Beautiful shots! It looks like that desert-dry climate has helped perfectly preserve Castelon, Texas for the past 65+ years. I once made a very similar journey in a ’06 Hyundai–better climate control but much less style.
Castelon location hasn’t changed much (from Google street view)
A Google-earther right after my own heart! I couldn’t figure out the other sites, except for White Sands, which also looks exactly the same even down to those cool little picnic tables.
These are fantastic photos! The combination of clear photography, beautiful nature views and the car not being the least bit bashful about being in the foreground makes for some great shots.

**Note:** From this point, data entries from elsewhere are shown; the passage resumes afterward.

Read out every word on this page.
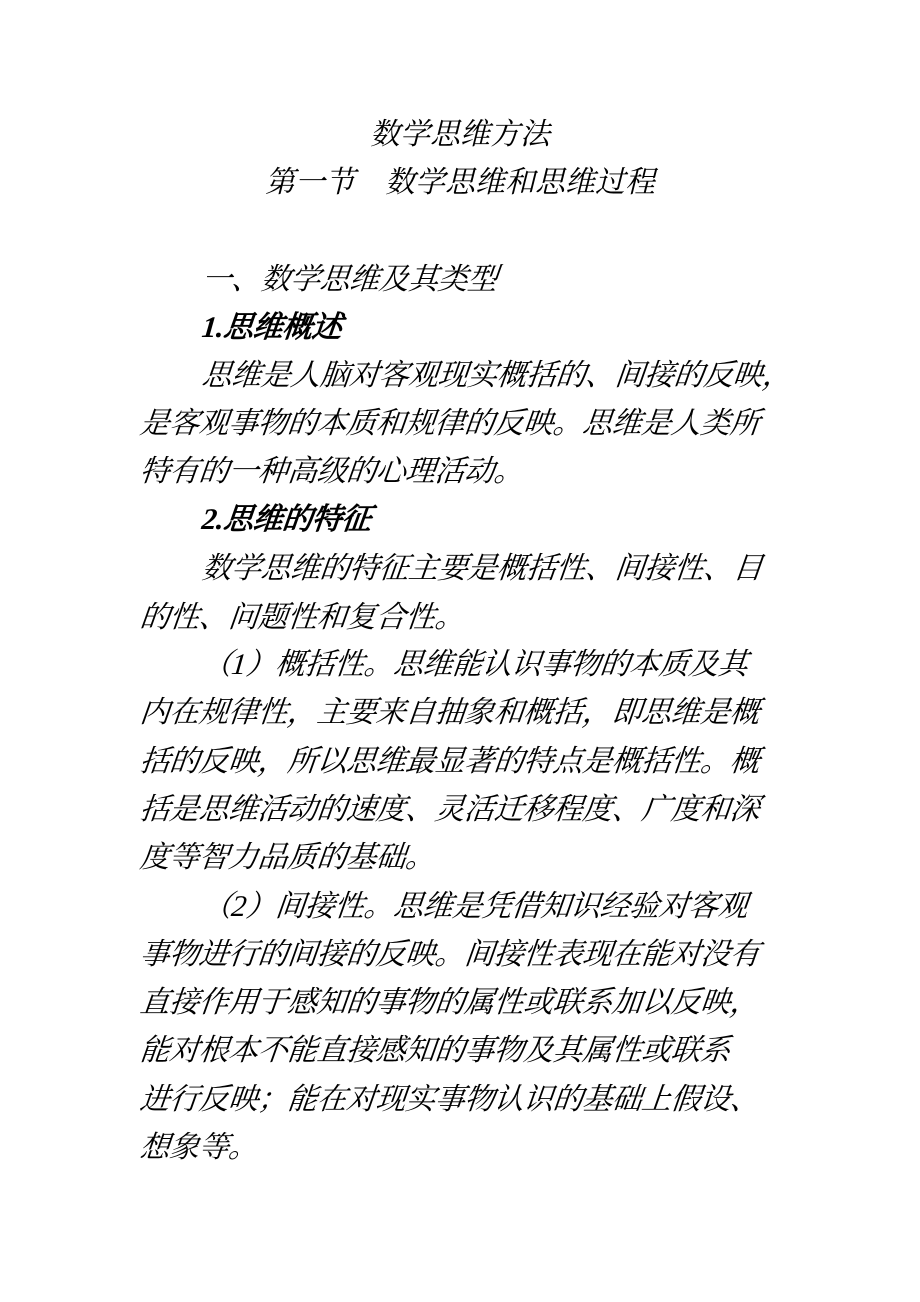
数学思维方法
第一节　数学思维和思维过程
一、数学思维及其类型
1.思维概述
思维是人脑对客观现实概括的、间接的反映，
是客观事物的本质和规律的反映。思维是人类所
特有的一种高级的心理活动。
2.思维的特征
数学思维的特征主要是概括性、间接性、目
的性、问题性和复合性。
（1）概括性。思维能认识事物的本质及其
内在规律性，主要来自抽象和概括，即思维是概
括的反映，所以思维最显著的特点是概括性。概
括是思维活动的速度、灵活迁移程度、广度和深
度等智力品质的基础。
（2）间接性。思维是凭借知识经验对客观
事物进行的间接的反映。间接性表现在能对没有
直接作用于感知的事物的属性或联系加以反映，
能对根本不能直接感知的事物及其属性或联系
进行反映；能在对现实事物认识的基础上假设、
想象等。
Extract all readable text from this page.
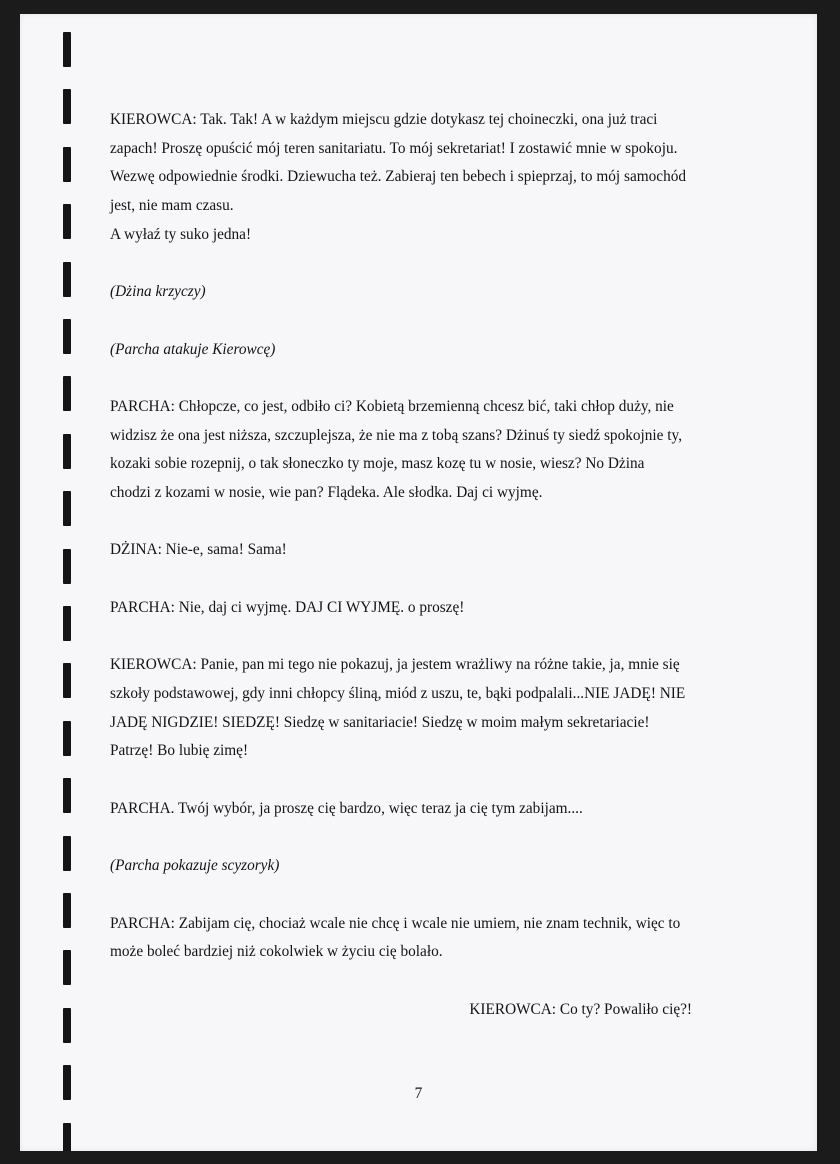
KIEROWCA: Tak. Tak! A w każdym miejscu gdzie dotykasz tej choineczki, ona już traci
zapach! Proszę opuścić mój teren sanitariatu. To mój sekretariat! I zostawić mnie w spokoju.
Wezwę odpowiednie środki. Dziewucha też. Zabieraj ten bebech i spieprzaj, to mój samochód
jest, nie mam czasu.
A wyłaź ty suko jedna!
(Dżina krzyczy)
(Parcha atakuje Kierowcę)
PARCHA: Chłopcze, co jest, odbiło ci? Kobietą brzemienną chcesz bić, taki chłop duży, nie
widzisz że ona jest niższa, szczuplejsza, że nie ma z tobą szans? Dżinuś ty siedź spokojnie ty,
kozaki sobie rozepnij, o tak słoneczko ty moje, masz kozę tu w nosie, wiesz? No Dżina
chodzi z kozami w nosie, wie pan? Flądeka. Ale słodka. Daj ci wyjmę.
DŻINA: Nie-e, sama! Sama!
PARCHA: Nie, daj ci wyjmę. DAJ CI WYJMĘ. o proszę!
KIEROWCA: Panie, pan mi tego nie pokazuj, ja jestem wrażliwy na różne takie, ja, mnie się
szkoły podstawowej, gdy inni chłopcy śliną, miód z uszu, te, bąki podpalali...NIE JADĘ! NIE
JADĘ NIGDZIE! SIEDZĘ! Siedzę w sanitariacie! Siedzę w moim małym sekretariacie!
Patrzę! Bo lubię zimę!
PARCHA. Twój wybór, ja proszę cię bardzo, więc teraz ja cię tym zabijam....
(Parcha pokazuje scyzoryk)
PARCHA: Zabijam cię, chociaż wcale nie chcę i wcale nie umiem, nie znam technik, więc to
może boleć bardziej niż cokolwiek w życiu cię bolało.
KIEROWCA: Co ty? Powaliło cię?!
7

Kodachrome is just awesome. Love the colors.
But it also means they were a good photographer as it was not a forgiving film – it was very easy to make your pictures too dark or too light. Plus it was slow film (probably ASA 25 and definitely not faster than 64) so they had a very steady hand – the shutter speed would be slow except in bright direct sunlight like White Sands.
It looks like the buildings were destroyed by a fire in 2019.

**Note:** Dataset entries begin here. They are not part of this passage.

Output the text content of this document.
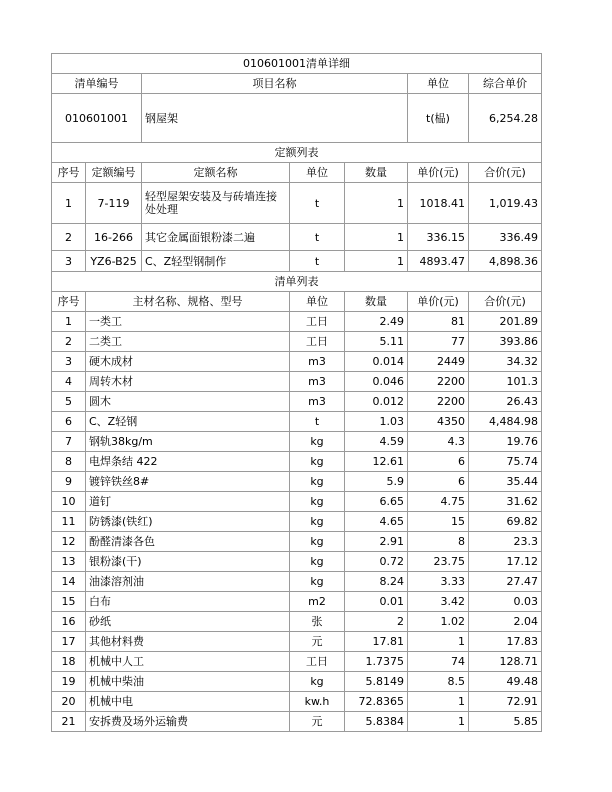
010601001清单详细						
清单编号		项目名称			单位	综合单价
010601001		钢屋架			t(榀)	6,254.28
定额列表						
序号	定额编号	定额名称	单位	数量	单价(元)	合价(元)
1	7-119	轻型屋架安装及与砖墙连接处处理	t	1	1018.41	1,019.43
2	16-266	其它金属面银粉漆二遍	t	1	336.15	336.49
3	YZ6-B25	C、Z轻型钢制作	t	1	4893.47	4,898.36
清单列表						
序号	主材名称、规格、型号		单位	数量	单价(元)	合价(元)
1	一类工		工日	2.49	81	201.89
2	二类工		工日	5.11	77	393.86
3	硬木成材		m3	0.014	2449	34.32
4	周转木材		m3	0.046	2200	101.3
5	圆木		m3	0.012	2200	26.43
6	C、Z轻钢		t	1.03	4350	4,484.98
7	钢轨38kg/m		kg	4.59	4.3	19.76
8	电焊条结 422		kg	12.61	6	75.74
9	镀锌铁丝8#		kg	5.9	6	35.44
10	道钉		kg	6.65	4.75	31.62
11	防锈漆(铁红)		kg	4.65	15	69.82
12	酚醛清漆各色		kg	2.91	8	23.3
13	银粉漆(干)		kg	0.72	23.75	17.12
14	油漆溶剂油		kg	8.24	3.33	27.47
15	白布		m2	0.01	3.42	0.03
16	砂纸		张	2	1.02	2.04
17	其他材料费		元	17.81	1	17.83
18	机械中人工		工日	1.7375	74	128.71
19	机械中柴油		kg	5.8149	8.5	49.48
20	机械中电		kw.h	72.8365	1	72.91
21	安拆费及场外运输费		元	5.8384	1	5.85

On May 22, 2019, a fire started a day earlier in Mexico jumped the Rio Grande. Due to strong winds, temperatures around 110°F, and low humidity, the fire spread rapidly.

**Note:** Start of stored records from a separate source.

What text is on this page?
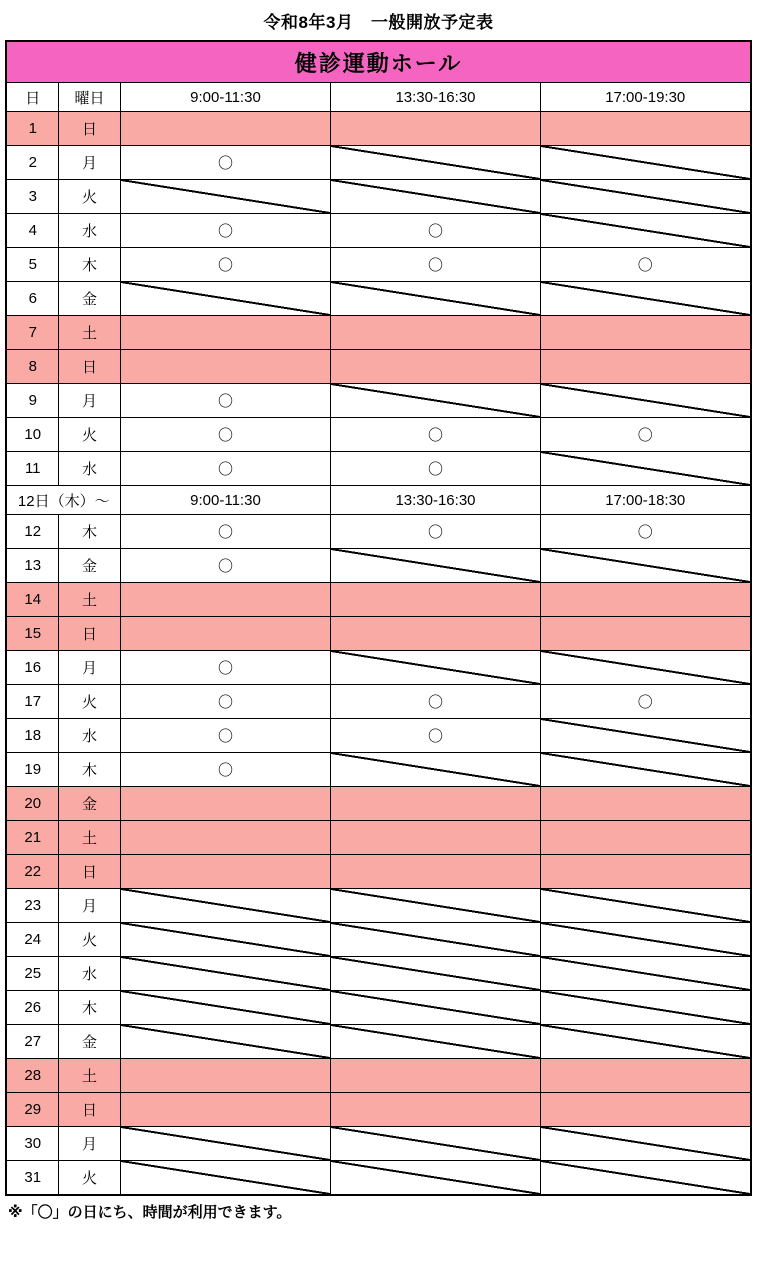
令和8年3月　一般開放予定表
健診運動ホール				
日	曜日	9:00-11:30	13:30-16:30	17:00-19:30
1	日			
2	月	〇		
3	火			
4	水	〇	〇	
5	木	〇	〇	〇
6	金			
7	土			
8	日			
9	月	〇		
10	火	〇	〇	〇
11	水	〇	〇	
12日（木）～		9:00-11:30	13:30-16:30	17:00-18:30
12	木	〇	〇	〇
13	金	〇		
14	土			
15	日			
16	月	〇		
17	火	〇	〇	〇
18	水	〇	〇	
19	木	〇		
20	金			
21	土			
22	日			
23	月			
24	火			
25	水			
26	木			
27	金			
28	土			
29	日			
30	月			
31	火			
※「〇」の日にち、時間が利用できます。
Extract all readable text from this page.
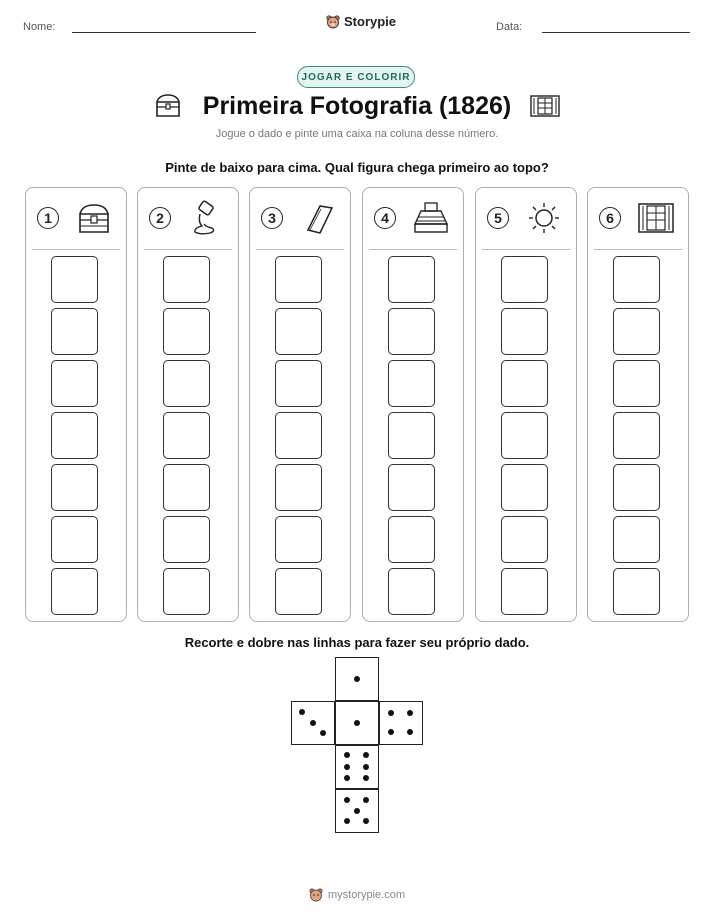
Nome:	Storypie	Data:
JOGAR E COLORIR
Primeira Fotografia (1826)
Jogue o dado e pinte uma caixa na coluna desse número.
Pinte de baixo para cima. Qual figura chega primeiro ao topo?
1	2	3	4	5	6
Recorte e dobre nas linhas para fazer seu próprio dado.
mystorypie.com
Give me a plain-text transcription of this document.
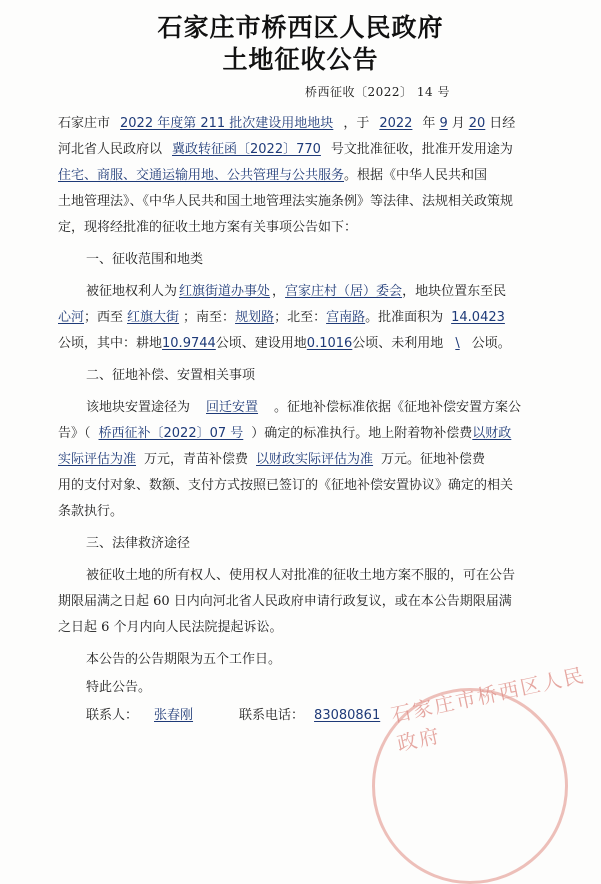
石家庄市桥西区人民政府
石家庄市桥西区人民政府
土地征收公告
桥西征收〔2022〕 14 号
石家庄市 2022 年度第 211 批次建设用地地块 ，于 2022 年 9 月 20 日经
河北省人民政府以 冀政转征函〔2022〕770 号文批准征收，批准开发用途为
住宅、商服、交通运输用地、公共管理与公共服务。根据《中华人民共和国
土地管理法》、《中华人民共和国土地管理法实施条例》等法律、法规相关政策规
定，现将经批准的征收土地方案有关事项公告如下：
一、征收范围和地类
被征地权利人为 红旗街道办事处 ，宫家庄村（居）委会，地块位置东至民
心河；西至 红旗大街 ；南至：规划路；北至：宫南路。批准面积为 14.0423
公顷，其中：耕地10.9744公顷、建设用地0.1016公顷、未利用地 \ 公顷。
二、征地补偿、安置相关事项
该地块安置途径为 回迁安置 。征地补偿标准依据《征地补偿安置方案公
告》（ 桥西征补〔2022〕07 号 ）确定的标准执行。地上附着物补偿费以财政
实际评估为准 万元，青苗补偿费 以财政实际评估为准 万元。征地补偿费
用的支付对象、数额、支付方式按照已签订的《征地补偿安置协议》确定的相关
条款执行。
三、法律救济途径
被征收土地的所有权人、使用权人对批准的征收土地方案不服的，可在公告
期限届满之日起 60 日内向河北省人民政府申请行政复议，或在本公告期限届满
之日起 6 个月内向人民法院提起诉讼。
本公告的公告期限为五个工作日。
特此公告。
联系人： 张春刚	联系电话： 83080861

A sudden wind direction change with strong gusts “showered embers across the Castolon Historic District, igniting the latrine building and barracks (which housed the La Harmonia Store and Visitor Center)”. This resulted in widespread damage to both buildings.
That’s a shame! I was marveling at how the buildings had changed so little in 60+ years. Even the outbuildings were little changed.
A super-detailed writeup of the fire with photos, including why fire supression systems (structures) didn’t do their jobs—just keep scrolling down–down—down…..
Those shade tables in photo 6 are really neat. Any idea as to their origin?
White Sands, NM.
Still providing shade, at least as of 2018 when I visited.
These have a mid-century modern vibe to them.
Surprised the design hasn’t picked up at other national parks.
Thank you all. The originals have integrated benches and free standing tables. Looks like the rehabbed them and gave ‘em a new life.
Just think how easy it was to cross the Mexican border back then. No sniff dogs, no proof of ID or citizenship other than a driver’s license, no search of the vehicle.
How the world has changed!!
No GPS, no cell phone, no A/C, no Holiday Inns, no interstates. Maybe a AM radio signal after the vacuum tubes warm up and a random motor court hotel along the federal highway system.
Just a Sinclair or Esso highway map on the seat next to you, and a sense of direction developed during your Scouting youth. The only other resource was a AAA guide book.
Perhaps the most comfortable tank with flair and luxury to cross the vast desert built by Ford Motor Company.
Imagine yourself cruising down the desert with a large fuel tank, only some maps, a compass, a sextant in case of being totally lost, perhaps the earliest of the CB radios and that AM radio playing some kind of slow jazz or 1930s classics. Only you and your femme at your side, with a nice casual outfit and not caring about people at home.